The law school's policy took race into account only as one of many factors "to further a compelling interest in obtaining the educational benefits that flow from a diverse student body."
Shanta Driver, a BAMN attorney, told ABC News that the proposal never should have been on the Michigan ballot to begin with.
Her organization says the proposal was not only unconstitutional, but also was voted in on faulty premises.
"Based on 10 years of experience in California, we have a strong case to make," Driver said, referring to California's Proposition 209.
"The loss of affirmative action creates irreparable harm. … Universities are still reeling," Driver said.

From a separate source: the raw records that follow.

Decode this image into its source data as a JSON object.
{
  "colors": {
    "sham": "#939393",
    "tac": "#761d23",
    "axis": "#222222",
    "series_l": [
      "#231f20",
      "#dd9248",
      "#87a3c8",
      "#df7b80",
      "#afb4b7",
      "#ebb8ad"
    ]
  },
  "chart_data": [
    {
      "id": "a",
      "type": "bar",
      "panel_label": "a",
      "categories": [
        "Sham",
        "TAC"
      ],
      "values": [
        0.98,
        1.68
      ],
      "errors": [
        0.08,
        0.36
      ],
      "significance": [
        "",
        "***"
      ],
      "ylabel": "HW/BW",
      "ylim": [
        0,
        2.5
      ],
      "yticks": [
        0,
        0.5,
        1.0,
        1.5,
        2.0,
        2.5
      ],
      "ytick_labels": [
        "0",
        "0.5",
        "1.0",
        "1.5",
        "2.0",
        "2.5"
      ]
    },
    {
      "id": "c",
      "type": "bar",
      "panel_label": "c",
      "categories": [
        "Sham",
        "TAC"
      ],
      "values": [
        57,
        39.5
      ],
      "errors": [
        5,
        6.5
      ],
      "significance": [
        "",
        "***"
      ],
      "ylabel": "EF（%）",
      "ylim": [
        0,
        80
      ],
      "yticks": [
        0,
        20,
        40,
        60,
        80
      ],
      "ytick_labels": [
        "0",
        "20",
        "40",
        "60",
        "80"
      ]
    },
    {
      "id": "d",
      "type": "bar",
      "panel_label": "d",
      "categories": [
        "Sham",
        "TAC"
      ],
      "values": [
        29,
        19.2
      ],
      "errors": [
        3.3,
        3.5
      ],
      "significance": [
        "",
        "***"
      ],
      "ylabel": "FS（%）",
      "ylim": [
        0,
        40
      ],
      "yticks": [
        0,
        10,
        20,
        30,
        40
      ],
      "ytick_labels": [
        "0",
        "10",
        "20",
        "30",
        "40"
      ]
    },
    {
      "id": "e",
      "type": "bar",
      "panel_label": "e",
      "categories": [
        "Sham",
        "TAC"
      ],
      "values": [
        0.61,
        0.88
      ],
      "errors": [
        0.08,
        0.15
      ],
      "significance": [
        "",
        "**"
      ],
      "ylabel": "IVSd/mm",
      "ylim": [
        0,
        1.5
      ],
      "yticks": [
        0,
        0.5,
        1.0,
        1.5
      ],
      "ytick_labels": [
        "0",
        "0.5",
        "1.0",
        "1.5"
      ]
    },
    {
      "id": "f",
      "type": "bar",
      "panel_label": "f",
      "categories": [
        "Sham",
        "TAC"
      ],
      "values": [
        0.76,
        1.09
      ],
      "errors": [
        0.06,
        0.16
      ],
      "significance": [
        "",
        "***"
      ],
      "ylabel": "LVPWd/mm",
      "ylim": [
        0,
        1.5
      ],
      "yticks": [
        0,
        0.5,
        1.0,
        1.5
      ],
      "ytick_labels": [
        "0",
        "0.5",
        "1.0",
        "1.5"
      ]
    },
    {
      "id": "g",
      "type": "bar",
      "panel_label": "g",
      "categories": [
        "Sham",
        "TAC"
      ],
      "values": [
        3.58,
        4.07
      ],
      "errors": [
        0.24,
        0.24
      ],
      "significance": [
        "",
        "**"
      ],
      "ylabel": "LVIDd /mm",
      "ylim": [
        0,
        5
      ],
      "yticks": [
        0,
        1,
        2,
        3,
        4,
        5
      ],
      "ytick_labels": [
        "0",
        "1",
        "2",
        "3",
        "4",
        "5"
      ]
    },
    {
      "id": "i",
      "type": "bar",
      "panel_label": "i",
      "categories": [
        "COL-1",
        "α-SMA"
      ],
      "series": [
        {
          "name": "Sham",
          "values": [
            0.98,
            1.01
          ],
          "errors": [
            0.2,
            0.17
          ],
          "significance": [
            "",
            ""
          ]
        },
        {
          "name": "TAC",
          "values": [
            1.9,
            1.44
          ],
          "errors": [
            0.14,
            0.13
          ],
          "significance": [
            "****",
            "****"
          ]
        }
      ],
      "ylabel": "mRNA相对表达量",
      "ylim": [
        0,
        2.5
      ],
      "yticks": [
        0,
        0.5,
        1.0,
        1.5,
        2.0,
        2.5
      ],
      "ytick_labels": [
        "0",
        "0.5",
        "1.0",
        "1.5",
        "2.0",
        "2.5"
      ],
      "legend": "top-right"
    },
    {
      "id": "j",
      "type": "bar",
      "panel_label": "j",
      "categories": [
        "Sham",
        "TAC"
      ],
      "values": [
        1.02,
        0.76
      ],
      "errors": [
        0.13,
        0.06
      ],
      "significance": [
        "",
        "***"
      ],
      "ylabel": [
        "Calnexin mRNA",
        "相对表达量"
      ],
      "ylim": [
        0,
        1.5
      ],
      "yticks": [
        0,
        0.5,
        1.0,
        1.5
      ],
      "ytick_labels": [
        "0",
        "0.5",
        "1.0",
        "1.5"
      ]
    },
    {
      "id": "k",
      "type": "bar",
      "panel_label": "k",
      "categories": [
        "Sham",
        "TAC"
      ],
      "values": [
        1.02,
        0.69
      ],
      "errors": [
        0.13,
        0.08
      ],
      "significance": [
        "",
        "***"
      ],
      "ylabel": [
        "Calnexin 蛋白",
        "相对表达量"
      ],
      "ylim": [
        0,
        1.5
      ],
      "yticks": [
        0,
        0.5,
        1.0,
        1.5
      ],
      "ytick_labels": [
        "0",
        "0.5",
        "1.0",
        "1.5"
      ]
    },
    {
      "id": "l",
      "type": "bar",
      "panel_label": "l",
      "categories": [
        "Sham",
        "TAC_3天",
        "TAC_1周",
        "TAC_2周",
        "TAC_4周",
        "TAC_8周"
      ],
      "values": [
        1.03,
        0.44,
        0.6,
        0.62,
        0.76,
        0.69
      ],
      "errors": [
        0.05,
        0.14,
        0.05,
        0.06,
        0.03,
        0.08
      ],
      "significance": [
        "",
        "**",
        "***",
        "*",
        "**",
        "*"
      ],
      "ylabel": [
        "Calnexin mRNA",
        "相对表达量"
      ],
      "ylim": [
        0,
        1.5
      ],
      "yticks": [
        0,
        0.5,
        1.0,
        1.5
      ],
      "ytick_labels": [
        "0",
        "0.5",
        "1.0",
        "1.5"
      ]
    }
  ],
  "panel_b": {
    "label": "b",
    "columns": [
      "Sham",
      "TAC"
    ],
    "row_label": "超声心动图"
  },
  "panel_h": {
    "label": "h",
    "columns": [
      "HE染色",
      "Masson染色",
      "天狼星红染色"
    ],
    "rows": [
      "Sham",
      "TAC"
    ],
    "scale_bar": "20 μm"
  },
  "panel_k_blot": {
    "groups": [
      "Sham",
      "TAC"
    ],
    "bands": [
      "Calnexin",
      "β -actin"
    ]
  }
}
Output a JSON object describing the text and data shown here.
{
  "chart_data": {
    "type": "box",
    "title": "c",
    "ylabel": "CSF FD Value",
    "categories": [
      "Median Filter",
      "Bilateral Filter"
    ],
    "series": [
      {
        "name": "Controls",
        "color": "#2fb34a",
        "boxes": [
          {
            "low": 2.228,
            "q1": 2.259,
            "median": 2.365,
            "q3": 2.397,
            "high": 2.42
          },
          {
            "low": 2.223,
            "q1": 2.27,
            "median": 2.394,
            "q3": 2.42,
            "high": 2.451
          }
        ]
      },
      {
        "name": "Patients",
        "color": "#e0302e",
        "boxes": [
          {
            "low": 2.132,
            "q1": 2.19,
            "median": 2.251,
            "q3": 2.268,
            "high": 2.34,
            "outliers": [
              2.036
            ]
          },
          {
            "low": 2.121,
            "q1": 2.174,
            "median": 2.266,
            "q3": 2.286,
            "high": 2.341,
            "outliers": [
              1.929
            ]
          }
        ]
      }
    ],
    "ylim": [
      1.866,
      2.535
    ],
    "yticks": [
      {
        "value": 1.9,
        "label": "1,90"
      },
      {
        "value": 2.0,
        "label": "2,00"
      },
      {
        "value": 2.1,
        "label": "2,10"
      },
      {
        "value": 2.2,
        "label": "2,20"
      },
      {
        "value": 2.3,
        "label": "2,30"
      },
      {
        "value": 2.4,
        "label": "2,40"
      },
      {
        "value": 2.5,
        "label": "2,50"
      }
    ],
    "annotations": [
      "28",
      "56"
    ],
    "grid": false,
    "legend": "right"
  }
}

Connerly, however, believes BAMN will fail even if its case goes to the nation's highest court. He welcomes the lawsuit.
"[This] was tried before and was thrown out by the courts. … My greatest hope is that it reaches the Supreme Court of the United States because it will hasten the demise of race-based preferences," Connerly said.
But Driver continues to remain optimistic. "We feel that we can convince even a conservative Supreme Court that the conservative thing to do is to maintain affirmative action," she said.
"It is not only the morally right thing to do but the politically and socially judicious action to take," Driver said.
Meanwhile, Gratz still thinks true injustice lies in maintaining race- and gender-based affirmative action.
"This is the opposite of racism," she said. "If they want to take socioeconomic issues into account, they are welcome to do that."
What's next for Gratz and the Michigan Civil Rights Initiative?
"We're looking to end legacy preferences," she said.